Next-generation wireless communication networks, such as 6G-and-Beyond, will demand extremely high data rates, massive connectivity, seamless coverage, ultra-reliable performance, and sensing capability. To meet these stringent demands, core technologies like massive multiple-input multiple-output (MIMO), wideband communications, reconfigurable intelligent surfaces (RIS), and integrated sensing and communications (ISAC) will need to be realized. However, efficiently utilizing these technologies within the constraints of limited resources, such as spectrum, hardware, energy, and computing, remains challenging.
In this talk, I will present interpretable and intelligent machine learning and signal processing techniques designed to meet the stringent Quality of Service (QoS) requirements while optimizing resource efficiency. Leveraging the power of machine learning in wireless communications is challenging due to the inherent randomness and rapid variations in wireless channels and communication data. The interpretability of the presented machine learning techniques plays a key role in enhancing the reliability and robustness of their application to wireless communication systems. The talk will specifically cover recent developments in interpretable and intelligent machine learning and signal processing techniques applied to emerging topics, including massive MIMO communications with low-resolution data converters, MIMO precoding/beamforming with channel coding, ISAC waveform design, and sensing-assisted RIS communication systems. Finally, I will conclude the talk with promising future research directions for next-generation wireless communication networks.

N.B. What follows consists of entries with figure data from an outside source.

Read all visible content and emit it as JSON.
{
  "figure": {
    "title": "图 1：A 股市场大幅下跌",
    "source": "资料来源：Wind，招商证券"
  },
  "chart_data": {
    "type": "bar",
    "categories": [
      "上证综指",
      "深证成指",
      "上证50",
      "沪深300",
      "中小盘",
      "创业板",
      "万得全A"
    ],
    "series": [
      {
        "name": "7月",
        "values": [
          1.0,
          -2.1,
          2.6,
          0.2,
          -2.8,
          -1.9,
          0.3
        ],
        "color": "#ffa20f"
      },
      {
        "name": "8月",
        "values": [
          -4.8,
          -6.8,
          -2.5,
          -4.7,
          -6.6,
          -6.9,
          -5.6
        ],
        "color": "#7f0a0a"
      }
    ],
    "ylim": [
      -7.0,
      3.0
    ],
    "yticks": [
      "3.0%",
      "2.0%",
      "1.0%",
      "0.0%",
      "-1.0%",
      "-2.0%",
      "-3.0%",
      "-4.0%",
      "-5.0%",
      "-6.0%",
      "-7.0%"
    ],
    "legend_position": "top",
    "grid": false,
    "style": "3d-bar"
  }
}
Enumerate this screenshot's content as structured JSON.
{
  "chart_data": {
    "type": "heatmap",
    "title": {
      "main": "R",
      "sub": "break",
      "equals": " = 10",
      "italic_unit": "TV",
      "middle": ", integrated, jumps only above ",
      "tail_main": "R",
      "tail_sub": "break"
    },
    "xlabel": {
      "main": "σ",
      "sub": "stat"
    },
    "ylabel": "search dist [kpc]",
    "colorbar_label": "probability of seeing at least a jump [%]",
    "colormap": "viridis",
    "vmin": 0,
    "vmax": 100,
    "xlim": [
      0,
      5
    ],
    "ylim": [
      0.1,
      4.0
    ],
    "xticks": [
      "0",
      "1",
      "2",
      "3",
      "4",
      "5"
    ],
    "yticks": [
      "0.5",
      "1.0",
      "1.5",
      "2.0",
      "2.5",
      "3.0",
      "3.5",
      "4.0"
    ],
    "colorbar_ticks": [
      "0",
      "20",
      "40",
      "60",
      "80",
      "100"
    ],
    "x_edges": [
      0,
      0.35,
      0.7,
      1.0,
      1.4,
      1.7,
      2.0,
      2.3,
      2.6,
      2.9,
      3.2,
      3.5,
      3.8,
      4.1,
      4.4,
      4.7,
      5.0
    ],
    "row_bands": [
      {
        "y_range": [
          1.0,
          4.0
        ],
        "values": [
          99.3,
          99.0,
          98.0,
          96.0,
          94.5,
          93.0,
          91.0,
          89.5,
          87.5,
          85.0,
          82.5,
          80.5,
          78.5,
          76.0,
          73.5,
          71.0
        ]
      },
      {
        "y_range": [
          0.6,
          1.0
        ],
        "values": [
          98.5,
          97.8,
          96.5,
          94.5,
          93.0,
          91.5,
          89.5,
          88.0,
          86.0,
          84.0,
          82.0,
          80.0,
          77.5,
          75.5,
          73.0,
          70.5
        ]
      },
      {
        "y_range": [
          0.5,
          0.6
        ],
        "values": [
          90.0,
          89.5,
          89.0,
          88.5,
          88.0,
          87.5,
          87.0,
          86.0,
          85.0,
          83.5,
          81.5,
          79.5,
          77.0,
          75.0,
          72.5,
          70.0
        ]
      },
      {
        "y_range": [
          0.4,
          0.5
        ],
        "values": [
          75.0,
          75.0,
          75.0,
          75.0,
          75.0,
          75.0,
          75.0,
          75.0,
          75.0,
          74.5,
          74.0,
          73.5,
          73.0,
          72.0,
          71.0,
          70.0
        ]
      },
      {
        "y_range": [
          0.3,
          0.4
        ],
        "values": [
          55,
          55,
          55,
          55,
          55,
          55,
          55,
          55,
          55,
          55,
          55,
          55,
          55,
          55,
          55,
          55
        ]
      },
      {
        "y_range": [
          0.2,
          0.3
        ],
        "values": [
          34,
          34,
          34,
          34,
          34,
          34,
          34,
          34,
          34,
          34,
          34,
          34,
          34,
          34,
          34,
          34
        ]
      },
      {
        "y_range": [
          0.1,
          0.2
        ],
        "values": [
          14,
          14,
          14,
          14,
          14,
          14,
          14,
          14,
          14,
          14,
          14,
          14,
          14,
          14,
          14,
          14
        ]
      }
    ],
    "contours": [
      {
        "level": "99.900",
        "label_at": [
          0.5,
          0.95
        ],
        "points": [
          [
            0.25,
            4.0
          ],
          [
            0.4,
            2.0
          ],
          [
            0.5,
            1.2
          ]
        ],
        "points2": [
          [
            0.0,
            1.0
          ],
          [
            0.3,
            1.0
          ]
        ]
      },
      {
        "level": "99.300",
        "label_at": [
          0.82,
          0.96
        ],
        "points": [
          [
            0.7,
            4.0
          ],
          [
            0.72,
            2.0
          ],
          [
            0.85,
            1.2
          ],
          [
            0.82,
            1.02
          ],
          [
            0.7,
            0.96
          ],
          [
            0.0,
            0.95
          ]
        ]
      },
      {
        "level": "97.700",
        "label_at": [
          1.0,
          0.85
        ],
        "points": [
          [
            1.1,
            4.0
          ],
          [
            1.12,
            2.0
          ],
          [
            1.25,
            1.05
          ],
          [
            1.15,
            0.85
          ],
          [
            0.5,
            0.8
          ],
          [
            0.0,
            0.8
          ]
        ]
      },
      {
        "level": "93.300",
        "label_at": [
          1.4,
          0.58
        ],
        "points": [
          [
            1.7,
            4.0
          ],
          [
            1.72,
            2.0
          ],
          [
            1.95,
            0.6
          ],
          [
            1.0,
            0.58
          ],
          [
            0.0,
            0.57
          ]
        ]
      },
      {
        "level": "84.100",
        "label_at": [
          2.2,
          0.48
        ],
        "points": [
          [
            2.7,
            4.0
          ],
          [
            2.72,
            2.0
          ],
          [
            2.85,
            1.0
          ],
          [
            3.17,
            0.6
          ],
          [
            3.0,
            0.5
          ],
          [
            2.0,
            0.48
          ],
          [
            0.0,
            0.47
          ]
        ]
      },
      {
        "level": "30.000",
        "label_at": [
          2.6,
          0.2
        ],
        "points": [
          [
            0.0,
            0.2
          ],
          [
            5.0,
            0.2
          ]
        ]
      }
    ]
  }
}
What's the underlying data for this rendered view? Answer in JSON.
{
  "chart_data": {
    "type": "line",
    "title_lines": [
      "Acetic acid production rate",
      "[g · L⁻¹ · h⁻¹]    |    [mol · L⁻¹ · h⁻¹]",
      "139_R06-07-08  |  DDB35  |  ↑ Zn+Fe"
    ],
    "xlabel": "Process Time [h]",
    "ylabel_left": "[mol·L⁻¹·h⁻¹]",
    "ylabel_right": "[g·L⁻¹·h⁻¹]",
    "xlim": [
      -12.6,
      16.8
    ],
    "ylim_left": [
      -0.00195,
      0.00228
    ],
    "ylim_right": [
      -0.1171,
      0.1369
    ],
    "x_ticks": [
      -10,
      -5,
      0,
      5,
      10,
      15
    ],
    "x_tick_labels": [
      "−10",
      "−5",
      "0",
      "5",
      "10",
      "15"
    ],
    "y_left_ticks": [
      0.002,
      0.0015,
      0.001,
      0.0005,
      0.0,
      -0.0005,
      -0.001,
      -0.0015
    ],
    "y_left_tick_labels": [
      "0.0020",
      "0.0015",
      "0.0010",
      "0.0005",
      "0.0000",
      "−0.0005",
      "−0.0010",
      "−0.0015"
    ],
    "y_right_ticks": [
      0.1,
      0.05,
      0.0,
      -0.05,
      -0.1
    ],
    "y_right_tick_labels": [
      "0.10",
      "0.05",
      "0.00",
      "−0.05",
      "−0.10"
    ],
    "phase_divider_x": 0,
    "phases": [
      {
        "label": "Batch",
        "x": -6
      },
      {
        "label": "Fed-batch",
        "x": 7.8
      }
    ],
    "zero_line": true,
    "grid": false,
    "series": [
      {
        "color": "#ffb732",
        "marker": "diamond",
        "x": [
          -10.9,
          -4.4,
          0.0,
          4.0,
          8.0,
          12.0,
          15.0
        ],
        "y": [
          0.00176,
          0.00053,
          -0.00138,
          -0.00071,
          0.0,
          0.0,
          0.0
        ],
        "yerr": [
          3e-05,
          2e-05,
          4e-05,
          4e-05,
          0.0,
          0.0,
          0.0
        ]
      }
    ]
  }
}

Speaker: Van Ly Nguyen, PhD, Department of EECS and I2S, University of Kansas (KU), USA
Time: 10:00 AM, Friday, January 9, 2026
Venue: Room 305, G2 Building, VNU University of Engineering and Technology

Van Ly Nguyen (Member, IEEE) received the Ph.D. degree in Computational Science from the University of California, Irvine (UCI) and San Diego State University (SDSU), CA, USA, in 2022; the M.Sc. degree in Wireless Communications Systems from CentraleSupélec, Paris-Saclay University, France in 2016; and the B.Eng. degree in Electronics and Telecommunications from Vietnam National University, Hanoi, in 2014. He worked as a postdoctoral researcher at the Department of Electrical Engineering and Computer Science (EECS), UCI from 8/2022 to 1/2025 and at the Elmore Family School of Electrical and Computer Engineering (ECE), Purdue University from 2/2025 to 8/2025. He is currently an Assistant Professor in the EECS department and the Institute of Information Sciences (I2S) at the University of Kansas (KU), USA. His research interests lie in the areas of wireless communications, signal processing, and machine learning. He received a Best Paper Award at the 2020 IEEE International Conference on Communications (ICC).